Iranian pastor Fathi freed from prison
"We are so thankful to the Lord for his protection over Farshid while in prison," Middle East Concern said in a press release. "It is our hope that the Gospel will continue to spread throughout Iran."
Fathi was released Dec. 21 from Rajai Shahr prison, five months after prison authorities informed him he would be due for early release this month, although no reason for the early release has been reported. Previously, he was scheduled for release in December, 2017, after authorities arrested him Dec. 26, 2010 for "acting against national security through membership of a Christian organization, collection of funds, and propaganda against the Islamic Regime by helping spread Christianity in the country." Sixty other Christians were arrested on the same day in Tehran while worshipping in a house church. See related story.
The American Center for Law and Justice (ACLJ) also expressed thankfulness for Fathi's release.
"Fathi's release is a testament to the power of prayer and international pressure. After years of aggressive advocacy from many players on the international stage, Pastor Farshid Fathi will get to spend this Christmas with his family," ACLJ said in a statement posted on its website. "Fathi's release also reminds us of the importance of our continued efforts to free the 91 other Christians who are imprisoned for their faith in Iran." Fathi has a wife and two children.
Fathi's original sentence of six years was extended by a year in December 2014 on false charges. He had been injured in an attack by Evin prison guards on April 17, 2014, and was transferred to the Rajai Shahr prison in August 2014 for unknown reasons.
In the attack on April 2014, the Thursday before Easter, an officer broke Fathi's foot and toe and denied him medical treatment until Easter Sunday. With his foot in a cast, Fathi sent a message of forgiveness to Christians praying for his safety.

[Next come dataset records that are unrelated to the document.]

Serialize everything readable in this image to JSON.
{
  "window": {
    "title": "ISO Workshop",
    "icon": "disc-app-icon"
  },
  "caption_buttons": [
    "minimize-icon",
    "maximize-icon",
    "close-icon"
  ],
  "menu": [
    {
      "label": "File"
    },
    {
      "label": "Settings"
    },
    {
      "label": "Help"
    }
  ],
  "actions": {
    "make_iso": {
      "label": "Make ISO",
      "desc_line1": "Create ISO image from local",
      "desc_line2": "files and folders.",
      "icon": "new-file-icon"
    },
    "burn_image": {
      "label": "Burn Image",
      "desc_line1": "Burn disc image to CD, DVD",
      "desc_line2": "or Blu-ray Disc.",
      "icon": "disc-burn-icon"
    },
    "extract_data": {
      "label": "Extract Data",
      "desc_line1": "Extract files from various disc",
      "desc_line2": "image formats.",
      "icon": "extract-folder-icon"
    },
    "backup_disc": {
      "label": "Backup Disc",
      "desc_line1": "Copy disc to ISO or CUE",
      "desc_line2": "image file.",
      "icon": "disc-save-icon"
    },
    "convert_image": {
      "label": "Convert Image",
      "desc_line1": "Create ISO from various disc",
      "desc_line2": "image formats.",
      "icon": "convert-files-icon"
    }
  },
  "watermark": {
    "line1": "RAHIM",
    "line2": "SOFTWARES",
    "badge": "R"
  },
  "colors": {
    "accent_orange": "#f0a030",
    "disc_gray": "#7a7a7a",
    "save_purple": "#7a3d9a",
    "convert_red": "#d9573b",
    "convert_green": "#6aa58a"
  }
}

"Of course, we forgive them for all they have done to us because we are the followers of the One who says, 'Father, please forgive them because they don't know what they are doing,'" Fathi wrote, according to a letter posted on Elam Ministries' website. "So my dear friends, please in these days pray for me that I may know Him and be found in Him and the power of resurrection."
Still imprisoned in Iran is American pastor Saeed Abedini, serving an eight-year sentence since January 2013 on charges he threatened national security by planting house churches in Iran years earlier. He had been under house arrest there since July 2012.
His wife Naghmeh Abedini, living in their Boise, Idaho home with their two children, had advocated widely for his release until she revealed in emails to friends that he had abused her during their marriage -- a message for which she subsequently expressed regret. In November, she announced she was taking a break from public advocacy to spend time with her children, but she began posting new messages to her Facebook page Dec. 7, this time mentioning "dark parts" of their marriage." See related story.
"The truth is that I still love my husband more than ever and my advocacy for him has taken a new form of interceding on my knees. The truth is I cannot deny Saeed's love and passion for Jesus and that he continues to suffer in the Iranian prison because of his genuine love for Jesus and his refusal to deny Him," she wrote on Facebook. "I cannot deny the amazing dad he has been to our kids and the spiritual truths he poured into their life until the moment he was arrested. But at the same time I cannot deny the very dark parts of our marriage and serious issues Saeed continues to struggle with."
She continues to request prayer for her husband's release.
The ACLJ said in November that Abedini remains in danger in prison.
"We know that Pastor Saeed remains in grave danger in prison where he continues to be beaten and psychologically abused by Iranian guards and remains in need of medical care," the ACLJ said. "We continue to pray for Naghmeh, Pastor Saeed, and their family. We will continue our work -- in this country and abroad -- to secure the freedom of this U.S. citizen."